How many times have you seen an “expert” being interviewed on a television show to talk about how some aspect of physical appearance – how we are dressed, what we weigh, what our body language is, and so forth – influences our careers, our salaries, and our love lives? In addition, there are countless articles in the academic literature (in other words, articles that 99.5 percent of the population will never read) on how what we might generally term “physical attractiveness” is related to certain outcomes.
This holds true across diverse fields of study, in everything from psychology to advertising (how consumers perceive ads), to human resources (how managers perceive job applicants), to education (how teachers perceive students), to medicine (how doctors perceive patients), and more.

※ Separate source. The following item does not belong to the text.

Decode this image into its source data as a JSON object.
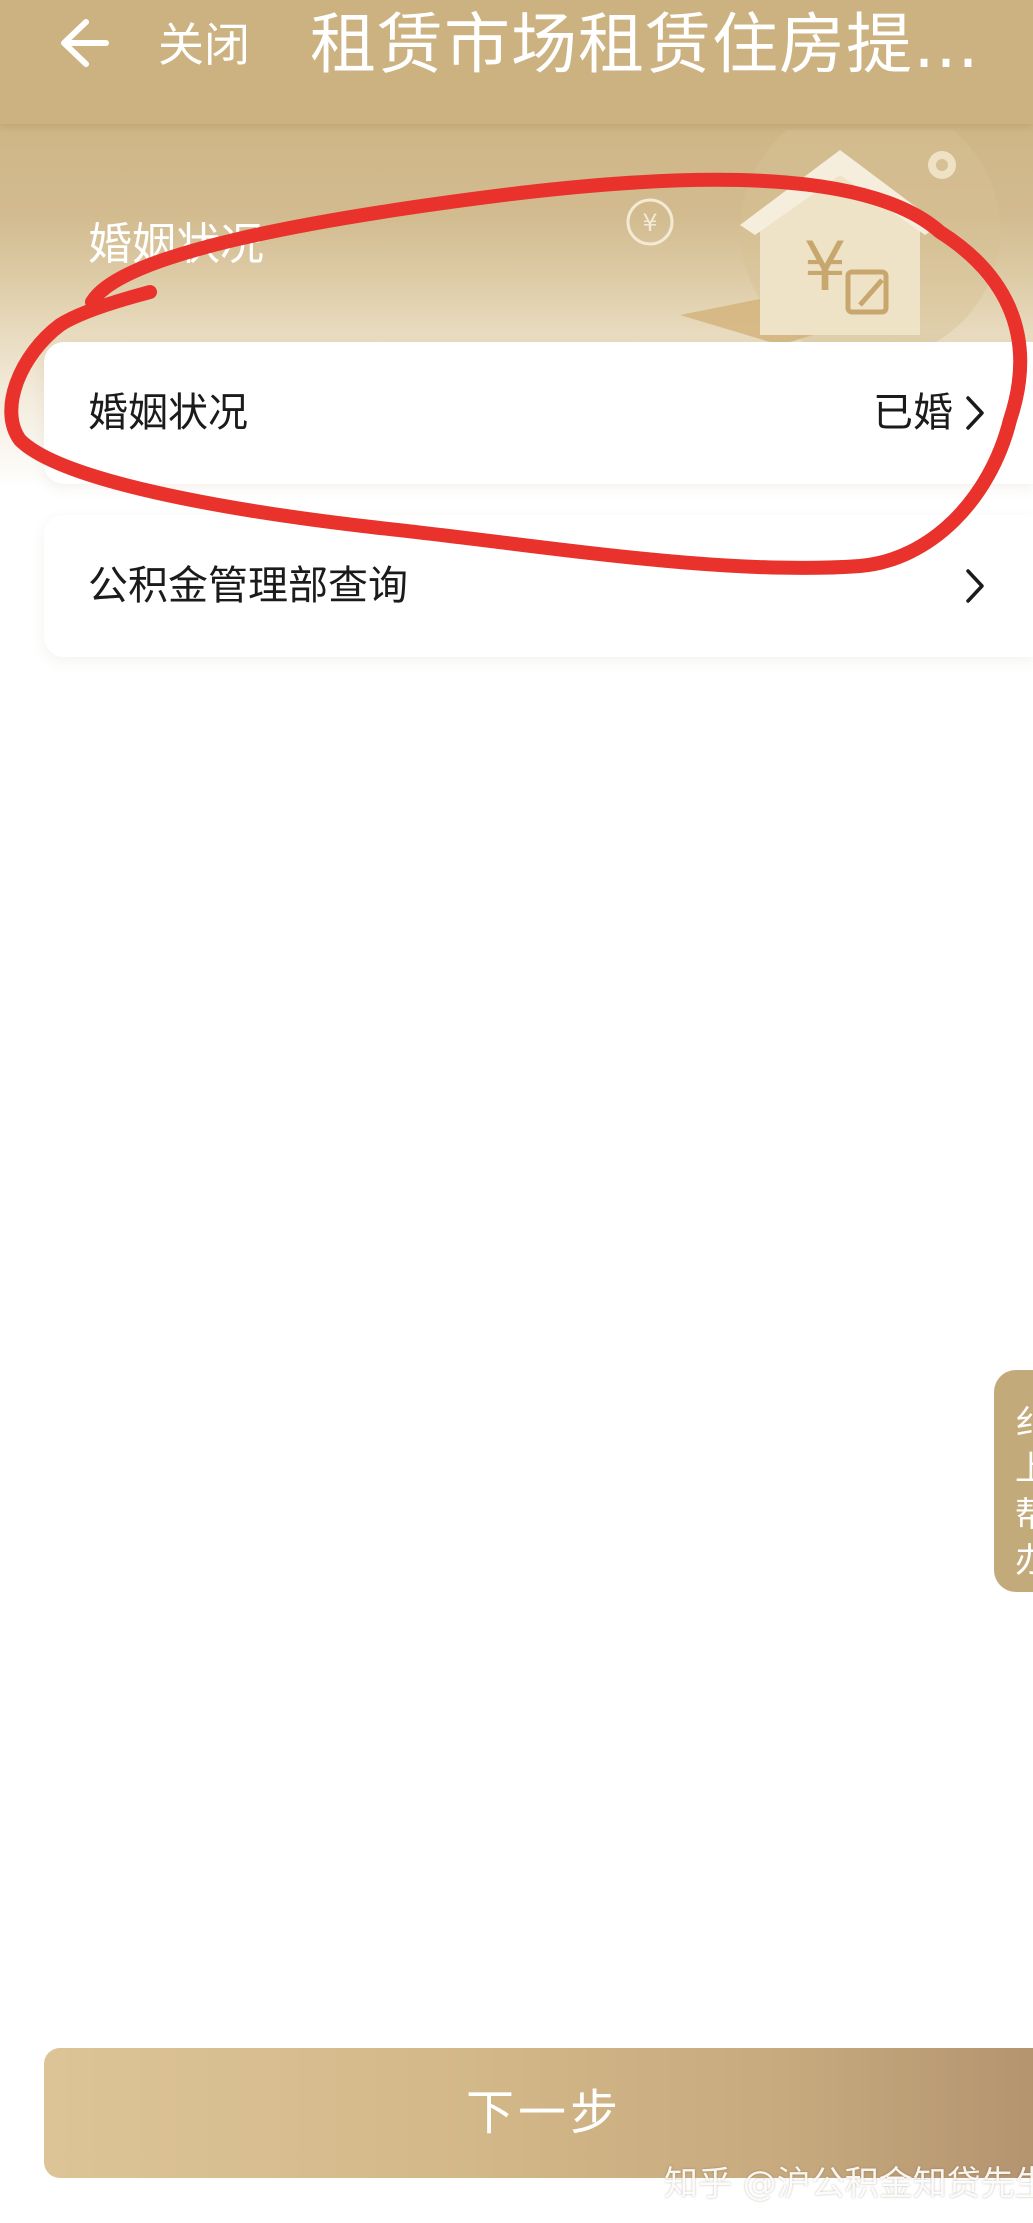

It’s a controversial but fascinating subject, so it should come as no surprise that the latest entry into this realm of research caught the attention of the Wall Street Journal. Reporter Melissa Korn wrote a column with the attention-grabbing headline “Men With Wide Faces Are Better Negotiators.” And I admit the story got me to click on it in my news alert for the fact that I don’t fall into this group (Q: ”Why the long face?” A: “That’s just how I normally look!”). So, do you have another reason to look in the mirror with trepidation before going for that job interview, asking for a raise, negotiating a price, or, yes, meeting your blind date? Well maybe – and maybe not.
A tale of two faces
Korn’s article was based on forthcoming research that will appear in The Leadership Quarterly, a respected academic journal. She interviewed the lead researcher of the study, Michael Haselhuhn, an assistant professor of management at the University of California. According to his university bio, Haselhuhn’s specialization is in the “remarkable links between facial metrics and important organizational outcomes” and the “social-cognitive underpinnings of organizational behavior.” And so his present study fittingly focuses on how the facial structures of participants in business interactions affect the decision-making of the participants.
Haselhuhn conducted two simulations and found that men with wider faces fared better in the negotiations than those with longer faces. Now before you get the measuring tape to measure yourself and your coworkers, it must be said that the WSJ article did not go into specifics on what constituted a face falling into either the wide or long group. However, in a mock salary negotiation, Haselhuhn and his colleagues found that wider-faced men were able to negotiate signing bonuses over $2,000 greater than their longer-faced peers. And in the second, real estate-based simulation, wider-faced men were both able to obtain a higher price for a property when they were the seller and purchase a property for a lower price when they were the buyer.
Does that mean that wider-faced men will win in every negotiation? And, as most of this outlet’s readership is involved in the business-to-business market, should you stock your organization’s buying staff and/or your sales force with wide-faced individuals? The answer is not necessarily as clear as you might think. Haselhuhn noted that while his research, consistent with prior work in the area of facial metrics, showed that broader-faced individuals are indeed perceived to be better negotiators and to be more aggressive in their interactions, those with narrower-faces are likewise seen to be better at fostering compromise and creative solutions in negotiations. It is also important to note that his research did not translate to the other half of the population, and so how women’s facial dimensions affect negotiations is less clear.
So the next time you sit down to negotiate a contract, your first impression of your male counterpart may indeed mean something. And if you are a man looking in the mirror, the reflection looking back at you may make you think twice about dieting or really considering that small medical procedure a friend had in Mexico. A wide face may be a positive attribute for your career after all.